Di Michela Rognoni e Chiara Cislaghi
“Poetry begins to atrophy when it gets too far from music.”.
È una verità universalmente riconosciuta che ad Andrew McMahon piace un sacco cambiare nome a caso. Infatti, l’ultimo capitolo della sua discografia è un selftitled pubblicato sotto lo pseudonimo “Andrew McMahon In The Wilderness” (dove la “wilderness” simboleggia l’inizio di una nuova vita).
Il disco si presenta sicuramente molto diverso da tutti i lavori precedenti anche se le “piano driven melodies” tornano ad essere protagoniste indiscusse seppur affiancate dai nemici del rock, i synth (in modo meno massiccio rispetto all’ep immediatamente precedente “The Pop Underground”. Che poi era comunque bello, perché Andrew è un po’ come Re Mida che trasforma in oro tutto quello che tocca quindi anche i rigurgiti se registrati da lui risulterebbero armoniosi). Tutto ciò permette all’emozione di insinuarsi nelle canzoni che fanno viaggiare chi ascolta in una specie di storia che pur essendo quella personale dell’autore riesce a staccarsi da esse diventando quella di tutti noi.

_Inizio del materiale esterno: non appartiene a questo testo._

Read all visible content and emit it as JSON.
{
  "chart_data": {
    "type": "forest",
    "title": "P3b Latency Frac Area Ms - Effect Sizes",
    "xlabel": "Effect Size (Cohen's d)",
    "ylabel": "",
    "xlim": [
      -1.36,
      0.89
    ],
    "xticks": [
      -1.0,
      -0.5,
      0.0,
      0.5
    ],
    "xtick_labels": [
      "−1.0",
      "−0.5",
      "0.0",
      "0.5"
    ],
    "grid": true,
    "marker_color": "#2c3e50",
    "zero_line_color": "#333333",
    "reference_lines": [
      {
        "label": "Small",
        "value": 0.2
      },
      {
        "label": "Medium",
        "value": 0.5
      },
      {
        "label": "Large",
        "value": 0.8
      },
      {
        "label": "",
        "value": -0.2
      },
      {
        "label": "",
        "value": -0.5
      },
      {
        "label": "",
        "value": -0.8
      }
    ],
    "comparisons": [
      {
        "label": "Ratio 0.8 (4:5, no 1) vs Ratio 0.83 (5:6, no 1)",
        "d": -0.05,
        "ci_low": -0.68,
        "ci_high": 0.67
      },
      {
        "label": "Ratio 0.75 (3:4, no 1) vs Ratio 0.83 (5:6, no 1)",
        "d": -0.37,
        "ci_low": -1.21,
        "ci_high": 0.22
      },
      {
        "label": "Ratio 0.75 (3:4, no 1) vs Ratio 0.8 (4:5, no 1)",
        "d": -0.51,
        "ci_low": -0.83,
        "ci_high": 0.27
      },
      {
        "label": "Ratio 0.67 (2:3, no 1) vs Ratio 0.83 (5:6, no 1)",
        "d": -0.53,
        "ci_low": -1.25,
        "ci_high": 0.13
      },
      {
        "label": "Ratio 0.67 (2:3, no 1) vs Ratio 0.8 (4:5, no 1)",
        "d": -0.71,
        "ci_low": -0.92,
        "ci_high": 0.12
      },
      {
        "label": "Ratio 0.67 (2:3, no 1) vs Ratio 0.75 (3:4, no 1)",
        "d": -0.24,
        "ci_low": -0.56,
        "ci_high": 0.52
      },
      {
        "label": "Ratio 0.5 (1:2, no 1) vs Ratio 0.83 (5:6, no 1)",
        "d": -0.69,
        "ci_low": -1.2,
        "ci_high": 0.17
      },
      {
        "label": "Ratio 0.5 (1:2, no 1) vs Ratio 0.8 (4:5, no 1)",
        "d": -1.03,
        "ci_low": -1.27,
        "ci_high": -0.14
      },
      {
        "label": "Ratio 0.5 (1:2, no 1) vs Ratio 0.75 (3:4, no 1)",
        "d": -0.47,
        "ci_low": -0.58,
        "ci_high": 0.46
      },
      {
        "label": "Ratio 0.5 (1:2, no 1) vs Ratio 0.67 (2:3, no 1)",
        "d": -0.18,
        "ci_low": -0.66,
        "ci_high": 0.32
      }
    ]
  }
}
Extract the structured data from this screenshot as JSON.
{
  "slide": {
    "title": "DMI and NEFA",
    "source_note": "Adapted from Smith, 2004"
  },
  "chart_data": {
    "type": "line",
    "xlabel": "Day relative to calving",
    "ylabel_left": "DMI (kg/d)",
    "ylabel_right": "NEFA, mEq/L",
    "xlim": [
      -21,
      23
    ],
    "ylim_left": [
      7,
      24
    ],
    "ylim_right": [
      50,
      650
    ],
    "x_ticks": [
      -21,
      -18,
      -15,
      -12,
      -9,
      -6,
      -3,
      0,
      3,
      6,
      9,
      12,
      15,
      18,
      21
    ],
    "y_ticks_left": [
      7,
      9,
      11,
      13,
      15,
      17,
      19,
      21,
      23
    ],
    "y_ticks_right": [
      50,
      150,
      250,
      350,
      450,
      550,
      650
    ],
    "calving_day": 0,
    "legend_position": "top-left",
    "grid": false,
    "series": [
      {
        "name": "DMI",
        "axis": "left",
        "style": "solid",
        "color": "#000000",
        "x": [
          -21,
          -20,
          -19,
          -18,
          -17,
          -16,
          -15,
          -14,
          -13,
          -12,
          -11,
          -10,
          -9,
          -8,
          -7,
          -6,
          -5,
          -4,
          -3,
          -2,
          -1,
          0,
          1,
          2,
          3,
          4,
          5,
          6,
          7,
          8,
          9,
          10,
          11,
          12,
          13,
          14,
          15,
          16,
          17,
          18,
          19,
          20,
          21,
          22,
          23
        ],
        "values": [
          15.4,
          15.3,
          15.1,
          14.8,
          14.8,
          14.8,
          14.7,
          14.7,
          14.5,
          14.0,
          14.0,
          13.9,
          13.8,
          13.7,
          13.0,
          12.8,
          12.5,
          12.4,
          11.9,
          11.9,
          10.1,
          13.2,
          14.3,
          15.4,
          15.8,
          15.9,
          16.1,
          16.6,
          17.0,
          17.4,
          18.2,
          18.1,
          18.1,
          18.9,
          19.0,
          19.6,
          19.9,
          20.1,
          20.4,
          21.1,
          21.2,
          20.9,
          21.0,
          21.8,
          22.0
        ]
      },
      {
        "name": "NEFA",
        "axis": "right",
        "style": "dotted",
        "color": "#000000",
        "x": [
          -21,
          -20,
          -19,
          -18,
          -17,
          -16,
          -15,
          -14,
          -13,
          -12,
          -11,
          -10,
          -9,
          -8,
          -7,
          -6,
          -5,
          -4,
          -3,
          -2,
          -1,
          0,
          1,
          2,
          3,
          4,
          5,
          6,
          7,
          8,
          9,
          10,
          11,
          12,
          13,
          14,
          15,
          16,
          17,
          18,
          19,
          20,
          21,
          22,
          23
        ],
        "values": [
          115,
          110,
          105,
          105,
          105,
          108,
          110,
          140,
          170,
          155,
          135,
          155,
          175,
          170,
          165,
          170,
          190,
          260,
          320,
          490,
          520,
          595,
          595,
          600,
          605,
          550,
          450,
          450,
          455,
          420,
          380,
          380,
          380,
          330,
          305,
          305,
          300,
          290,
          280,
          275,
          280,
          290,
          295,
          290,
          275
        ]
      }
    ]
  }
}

Ad aprire le danze c’è “Canyon Moon” (scritta con Kevin Griffin dei “Better Than Ezra” e con Sam Hollander) che fa parte della branca dei brani scritti durante il periodo passato in una sorta di ritiro spirituale a Topanga Canyon. La canzone racconta la storia di una ragazza persa in questo mondo ideale che prima o poi dovrà lasciare e rappresenta alla perfezione il tema della fuga e, allo stesso tempo, da’ al brano quel “real California flavor”. Allo stesso periodo di Topanga Canyon appartiene anche “Rainy Girl”, la nuova “Hammers and Strings” si potrebbe dire, dominata dal piano e dalla melting voice tipica delle ballate. Le strofe sono piuttosto vuole, poche note seguite da frasi brevi, il tutto si riempie nel ritornello esplodendo in un tripudio di emozioni. “See Her on the Weekend” è quella più esplicitamente personale. Parla infatti dell’attesa della nascita di Cecilia e della difficoltà dei contatti con la moglie che, però, sa che vedrà nel weekend (evidentemente la sua compagnia telefonica fa cagare quando si tratta di essere nel Topanga Canyon, cosa strana dato che in “Miss California” aveva una cell phone tower tutta sua).
Un’altra traccia degna di nota è di certo “Cecilia and the Satellite”, ovviamente dedicata alla figlia appena nata. è un brano allegro e dalle atmosfere onirche (ricorda un po’ lo stile di “Synesthesia”). Il rapporto figlia-padre musicista è ovviamente rappresentato con metafore “spaziali”, a cui siamo tutti abituati fin dai tempi dei SoCo. Il testo è un susseguirsi di cose carine che i nostri genitori non ci hanno mai detto.
“High dive” è assolutamente da citare perché contiene il concept alla base dell’album: “e se fosse andata diversamente?”.
“Flashbacks get me close, I’m almost there” e poi parte in quello che sembra essere il ritornello più singalong del disco, fatto di immagini semplici ed essenziali che riescono a farti immaginare di essere all’interno della scena descritta.
Ahimè, alcuni brani sono ancora troppo simili a delle sperimentazioni sull’uso dei Synth. Succede, ad esempio, nella traccia di chiusura “Maps for the Getaway” (secondo noi poi in scaletta se la confonde con “Globes and maps” e niente, il delirio. Poi gli tocca andare nelle camere del Travellodge, ma questa è un’altra storia) che ci pone davanti ad un’armonia forse un po’ troppo artefatta, come ai bei tempi di “Learn to Dance” (ovvero l’anno scorso, e non erano bei tempi).
“Andrew McMahon in the Wilderness” non è un disco piano rock, non è un disco pop punk, non è un disco pop o elettronico, ma è sicuramente la creazione che più si identifica con la personalità del suo autore. Suona in modo genuino, entusiasmante, sincero. Individuale ma fatto per essere condiviso con chiunque lo voglia apprezzare.